Chez les pompiers, l’été est loin d’être synonyme de farniente. Chaque année, les troupes sont mobilisées et le rythme est d’autant plus intense avec le dérèglement climatique, qui augmente le risque d’incendie. Les feux de forêt s'ajoutent aux « risques courants » : feux industriels, d’appartement… Les moyens du SDIS du Gard (Service départemental d’incendie et de secours), un département qui connaît un afflux de touristes en été, sont éprouvés. « La première quinzaine de juillet, la situation a été très compliquée. Les pompiers ont été très sollicités, avec un nombre d’interventions multiplié par deux voire trois dans certaines casernes gardoises », relève le secrétaire Sud des pompiers, Mathieu Manetti.
« Une forte attente de l’opinion publique »
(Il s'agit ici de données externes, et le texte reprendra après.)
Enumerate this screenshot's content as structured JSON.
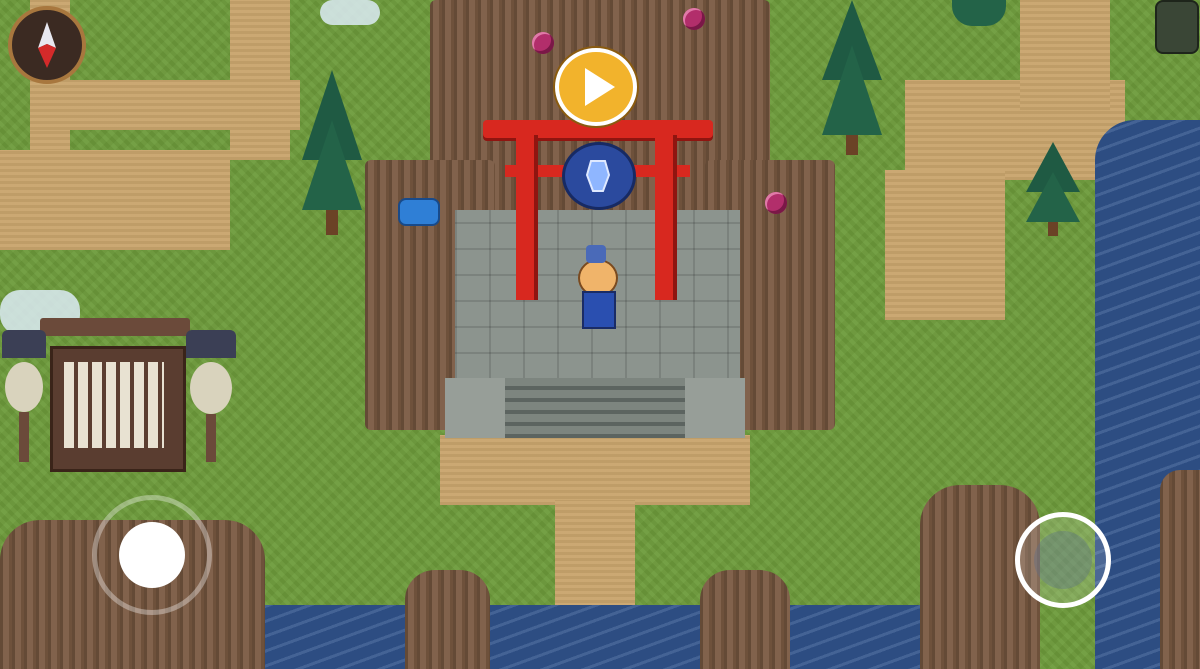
{
  "game": {
    "scene": "shrine-clearing",
    "colors": {
      "grass": "#6d9b3b",
      "path": "#c9a56d",
      "rock": "#7a5a42",
      "water": "#2f5189",
      "torii": "#d8281f",
      "stone": "#8c948e",
      "play_button": "#f2b32c"
    }
  },
  "hud": {
    "compass_icon": "compass-icon",
    "play_icon": "play-icon",
    "joystick_icon": "joystick-icon",
    "action_icon": "action-button-icon"
  },
  "shrine": {
    "gate_emblem_icon": "crystal-emblem-icon"
  }
}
Ce jeudi, Mathieu Manetti s’est rendu à Paris pour prêter main-forte à ses camarades, mobilisés afin de réclamer davantage de moyens au ministre de l’Intérieur. « Le ministre Laurent Nuñez a interrompu ses vacances pour venir nous rencontrer. Il y a une forte attente des pompiers, mais aussi de l’opinion publique », relève le syndicaliste gardois. La rencontre, qui a duré plus d’une heure, a finalement accouché d’une souris : « Nous ressentons une forme de colère froide… Le 8 septembre, le ministre doit nous présenter un projet de loi et de modernisation de la sécurité civile », poursuit-il. Pour maintenir la pression, une nouvelle mobilisation est prévue du 26 au 29 septembre.
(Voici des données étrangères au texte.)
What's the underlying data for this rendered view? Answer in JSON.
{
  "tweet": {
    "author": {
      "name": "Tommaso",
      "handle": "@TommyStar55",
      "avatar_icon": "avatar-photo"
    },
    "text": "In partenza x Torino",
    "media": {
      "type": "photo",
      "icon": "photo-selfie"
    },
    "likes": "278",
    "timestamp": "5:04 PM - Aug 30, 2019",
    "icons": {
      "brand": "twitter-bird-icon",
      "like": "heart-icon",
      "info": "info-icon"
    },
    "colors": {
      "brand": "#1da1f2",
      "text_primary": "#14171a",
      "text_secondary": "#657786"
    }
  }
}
Pour Mathieu Manetti, la problématique est connue de tous. D’autant que le rapport du Beauvau de la Sécurité civile est terminé depuis des mois. Il y a d’abord l’argent, avec le financement du SDIS, nerf de la guerre : « Aujourd’hui, il manque une cinquantaine de pompiers professionnels dans le Gard. Le Conseil départemental a fait un effort avec un plan de recrutement de 10 pompiers par an pendant cinq ans. Seulement, avec les départs à la retraite, on a du mal à maintenir notre effectif de référence… » À ce manque de moyens humains s’ajoute le manque de matériel : « Nous avons de mauvaises cagoules quand on intervient sur des feux de forêt… De même que les masques FFP2 ne sont pas faits pour ça ! » Dans cette même veine : « Seulement quatre maladies professionnelles sont reconnues, contre une dizaine dans d’autres pays. »
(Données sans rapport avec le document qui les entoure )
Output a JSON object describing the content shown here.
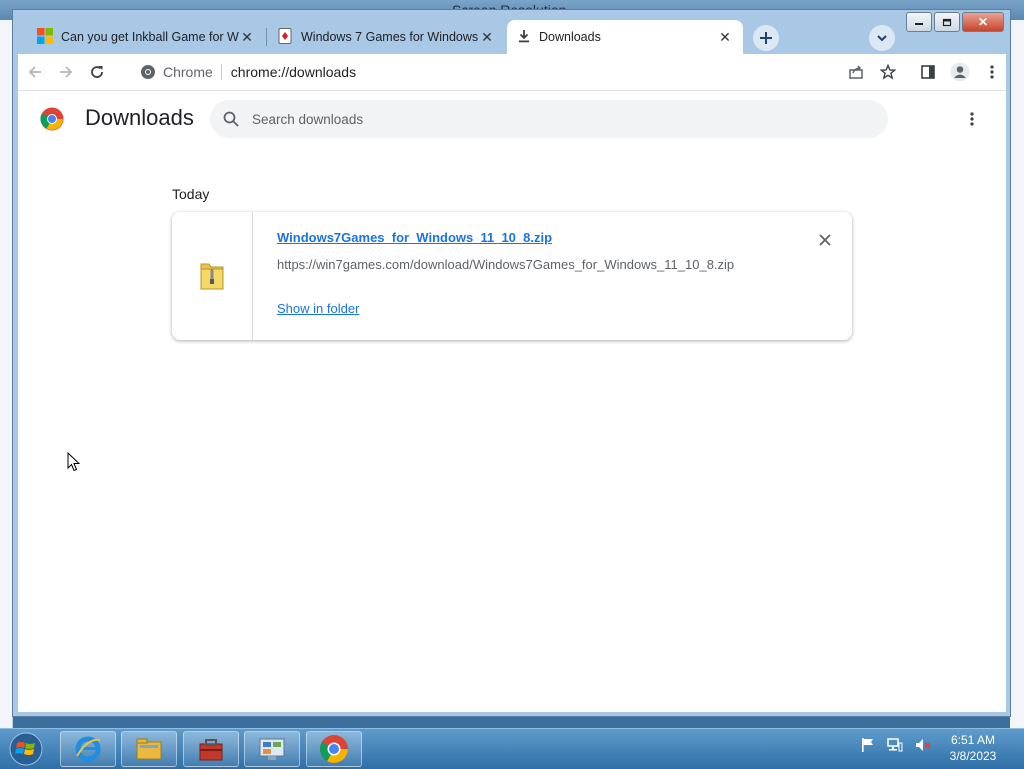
{
  "background_window": {
    "title": "Screen Resolution"
  },
  "tabs": [
    {
      "title": "Can you get Inkball Game for Wi",
      "active": false
    },
    {
      "title": "Windows 7 Games for Windows",
      "active": false
    },
    {
      "title": "Downloads",
      "active": true
    }
  ],
  "toolbar": {
    "chip_label": "Chrome",
    "url": "chrome://downloads"
  },
  "downloads_page": {
    "title": "Downloads",
    "search_placeholder": "Search downloads",
    "date_group": "Today",
    "item": {
      "filename": "Windows7Games_for_Windows_11_10_8.zip",
      "url": "https://win7games.com/download/Windows7Games_for_Windows_11_10_8.zip",
      "show_in_folder": "Show in folder"
    }
  },
  "taskbar": {
    "time": "6:51 AM",
    "date": "3/8/2023"
  },
  "colors": {
    "accent": "#1a73e8",
    "frame": "#a9c8e6",
    "taskbar": "#2f6fa6"
  }
}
Nouvelle mobilisation en septembre
Enfin, le syndicaliste Sud regrette : « Les pompiers sont devenus l’essuie-tout de la nation. Un essuie-tout, ça sert à tout… Les pompiers compensent le manque de moyens des autres services publics, comme l’ivresse sur la voie publique, qui doit normalement être gérée par la police, ou encore un ascenseur bloqué… Sans oublier les déserts médicaux qui ont également des conséquences sur nous. » En attendant d’obtenir plus de moyens de l’État, les pompiers restent mobilisés. Dans le Gard, « la situation est tendue à cause du manque de pluie. Mais le risque ici, c’est que s’il se met à pleuvoir, on peut vite basculer sur un épisode cévenol… ». Un autre risque auquel les pompiers gardois sont habitués, mais qui rappelle que, sur le terrain, les urgences ne prennent jamais de vacances.